All this has through thousands of years been going on. The land is perpetually crumbling away; and fresh land under the sea is being perpetually built up, from the very same materials which the sea and the rivers have so mercilessly stolen from continents and islands. This is the way, if geologists rightly judge, in which a very large part of the enormous formations of Stratified or Sedimentary Rocks have been made.

So far is clear. But now we come to a difficulty.

The Stratified Rocks, of which a very large part of the continents is made, appear to have been built up slowly, layer upon layer, out of the gravel, sand, and mud, washed away from the land and dropped on the shore of the ocean.

You may see these layers for yourself as you walk out into the country. Look at the first piece of bluff rock you come near, and observe the clear pencil-like markings of layer above layer—not often indeed lying flat, one over another, and this must be explained later, but however irregularly slanting, still plainly visible. You can examine these lines of stratification on the nearest cliff, the nearest quarry, the nearest bare headland, in your neighborhood.

But how can this be? If all these stratified rocks are built on the floor of the ocean out of material taken from the land, how can we by any possibility find such rocks upon the land? In the beds of rivers we might indeed expect to see them, but surely nowhere else save under ocean waters.
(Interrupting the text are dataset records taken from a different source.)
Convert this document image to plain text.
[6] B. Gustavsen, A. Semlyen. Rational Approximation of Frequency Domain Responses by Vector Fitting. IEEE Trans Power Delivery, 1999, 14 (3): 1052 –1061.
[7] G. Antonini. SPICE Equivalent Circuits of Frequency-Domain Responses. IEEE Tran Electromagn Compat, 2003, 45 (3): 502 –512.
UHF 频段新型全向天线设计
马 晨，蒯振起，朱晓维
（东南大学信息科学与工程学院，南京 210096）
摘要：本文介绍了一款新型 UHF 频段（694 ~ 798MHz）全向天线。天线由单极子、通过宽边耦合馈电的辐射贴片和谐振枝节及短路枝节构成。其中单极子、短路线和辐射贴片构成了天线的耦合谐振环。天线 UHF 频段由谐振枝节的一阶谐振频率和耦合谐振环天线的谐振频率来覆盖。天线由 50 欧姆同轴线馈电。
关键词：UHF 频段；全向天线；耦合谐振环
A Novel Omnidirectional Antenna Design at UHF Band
Yet find them we do. Through England, through the two great world-continents, they abound on every side. Thousands of miles in unbroken succession are composed of such rocks.

Stand with me near the seashore, and let us look around. Those white chalk cliffs—they, at least, are not formed of sand or earth. True, and the lines of stratification are in them very indistinct, if seen at all; yet they too are built up of sediment of a different kind, dropping upon ocean's floor. See, however, in the rough sides of yonder bluff the markings spoken of, fine lines running alongside of one another, sometimes flat, sometimes bent or slanting, but always giving the impression of layer piled upon layer. Yet how can one for a moment suppose that the ocean-waters ever rose so high?

Stay a moment. Look again at yonder white chalk cliff, and observe a little way below the top a singular band of shingles, squeezed into the cliff, as it were, with chalk below and earth above.